Glückwunsch-Blog

Willkommen in der Realität!

Wie viel Leid ist erlaubt?


Donnerstag, 26. Februar 2009 von Sabine

Unsere Nachrichten sind gespickt mit schlechten Neuigkeiten und schlechten Umständen, die sich nicht bessern. Einige Berichterstattungen liefen vor Jahren bereits genauso wie heute.

Jeden Abend, während man sich das Abendessen schmecken lässt, hört man nur von Krise, Gewalt und Tod. Gute Nachrichten lassen sich schlecht vermarkten, die Angst ist ein ständiger Begleiter der Journalisten auf dem Quotenfang.

Gibt es eine Schwelle für dieses Leid? Und wenn ja, wo liegt sie?

In Großbritannien ist durch eine einzige Frau eine heiße Debatte darüber entbrannt. Jade Goody.  Bekannt geworden durch Big Brother und als Krawallnudel bekannt (sie hatte unter anderem mit Rassismusvorwürfen Schlagzeilen gemacht) hat ein schweres Schicksal kassiert. Sie hat Krebs. Gebärmutterhalskrebs.

Jade ist Mutter zweier Söhne, vier und fünf Jahre alt, und hat dieses Wochenende ihren, wegen einer Schlägerei inhaftierten, Freund geheiratet. Im August 2008 kam die Horrorbotschaft ihres Arztes. Ihr werden nur noch einige Monate zugeschrieben. Aber Jade verkriecht sich nicht mit ihrer Krankheit. Sie vermarktet sie. Das Leben vor den Kameras ist sie gewohnt, “nun werde ich eben vor ihnen sterben”. Nach eigenen Aussagen will sie das Geld nutzen, um ihre Söhne finanziell absichern zu können.

Gesundheitsexperten weisen darauf hin, dass die Vorsorgeuntersuchungen für Gebärmutterhalskrebs seit Jades Kampagne von jungen Frauen wie noch nie zuvor genutzt würden – und damit für viele das Risiko eines tödlichen Verlaufs minimiert werden könne.

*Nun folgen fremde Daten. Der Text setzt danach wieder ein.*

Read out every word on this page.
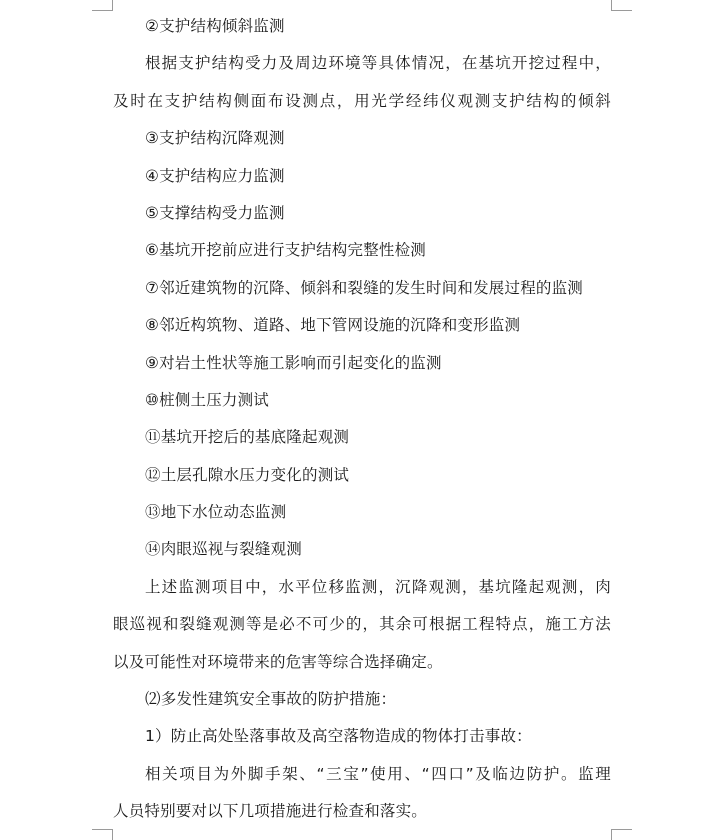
②支护结构倾斜监测
根据支护结构受力及周边环境等具体情况，在基坑开挖过程中，
及时在支护结构侧面布设测点，用光学经纬仪观测支护结构的倾斜
③支护结构沉降观测
④支护结构应力监测
⑤支撑结构受力监测
⑥基坑开挖前应进行支护结构完整性检测
⑦邻近建筑物的沉降、倾斜和裂缝的发生时间和发展过程的监测
⑧邻近构筑物、道路、地下管网设施的沉降和变形监测
⑨对岩土性状等施工影响而引起变化的监测
⑩桩侧土压力测试
⑪基坑开挖后的基底隆起观测
⑫土层孔隙水压力变化的测试
⑬地下水位动态监测
⑭肉眼巡视与裂缝观测
上述监测项目中，水平位移监测，沉降观测，基坑隆起观测，肉
眼巡视和裂缝观测等是必不可少的，其余可根据工程特点，施工方法
以及可能性对环境带来的危害等综合选择确定。
⑵多发性建筑安全事故的防护措施：
1）防止高处坠落事故及高空落物造成的物体打击事故：
相关项目为外脚手架、“三宝”使用、“四口”及临边防护。监理
人员特别要对以下几项措施进行检查和落实。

Unterstützung erhält sie von einigen prominenten Gesichtern. Der Justizminister Großbritanniens hat eine Sonderverfügung erwirkt, die Jades Freund die Möglichkeit gab, die Hochzeitsnacht in Freiheit zu verbringen. Der katholische Bischof von Wales, Kardinal Cormac Murphy-O’Connor, würdigte sie am Sonntag als “tapfere Frau”: “Viele Leute mögen sagen, sie solle das doch besser im Stillen ertragen”, sagte er im Fernsehsender Sky News. “Ich denke aber, sie hat sich entschieden, den Menschen etwas über die letzten Monate ihres Lebens beizubringen.” Sogar der britische Premierminister stellte sich hinter Goody. „Es ist sehr traurig und tragisch, dass so ein junger Mensch diesen tödlichen Krebs hat“, so Gordon Brown. „Jeder hat seinen eigenen Weg, damit umzugehen, und wir müssen ihre Entschlossenheit begrüßen, ihrer Familie zu helfen.“

Eine Frage stelle ich mir hier jedoch: Selbst wenn Jade ein geradezu eiskaltes Verhalten an Tag legt, um möglichst viel Profit aus ihrem Schicksal zu schlagen – Kann das nicht jede Mutter nachvollziehen? Würde nicht jede Frau versuchen, möglichst viel für ihre Kinder zurückzulegen? Und selbst, wenn dieser Grund sehr egoistisch erscheint – Spricht nicht gerade der sprunghafte Anstieg der Vorsorgeuntersuchungen, gerade bei jungen Frauen, für Jades Verhalten? Ist es nicht gerade der Weg der Nachrichten, durch Schockerlebnisse wachzurütteln? Ist nicht Jades Schicksal genau das, was Großbritanniens Frauen brauchten, um sich endlich um ihre eigene Gesundheit zu kümmern? Wenn jemand in der Bekanntschaft stirbt, wird einem doch erst bewusst, wie sehr man seine Familie liebt. Erst wenn etwas weg ist, weiß man, wie sehr man es gebraucht hat. Trockene Berichterstattungen und kalte Statistiken zu Krebs und dessen Vorsorge interessieren doch niemanden. Trotz hoher Lungenkrebszahlen fangen viele Jugendliche das Rauchen an. Trotz vieler Schwangerschaften von jungen Menschen, teils Kindern wie der 13jährige Brite, nehmen viele Erwachsene die pflichtbewusste Aufklärung immernoch nicht ernst. Obwohl an allen Straßenecken Kreuze stehen, dort, wo Jugendliche wegen Rasens und Alkohol am Steuer umgekommen sind, meist auch noch die Beifahrer, die nichts an ihrer Situation haben ändern können, rasen junge Leute weiter. Und Erwachsene stempeln dies als jugendlichen Leichtsinn ab. Der nur leider Leben kostet!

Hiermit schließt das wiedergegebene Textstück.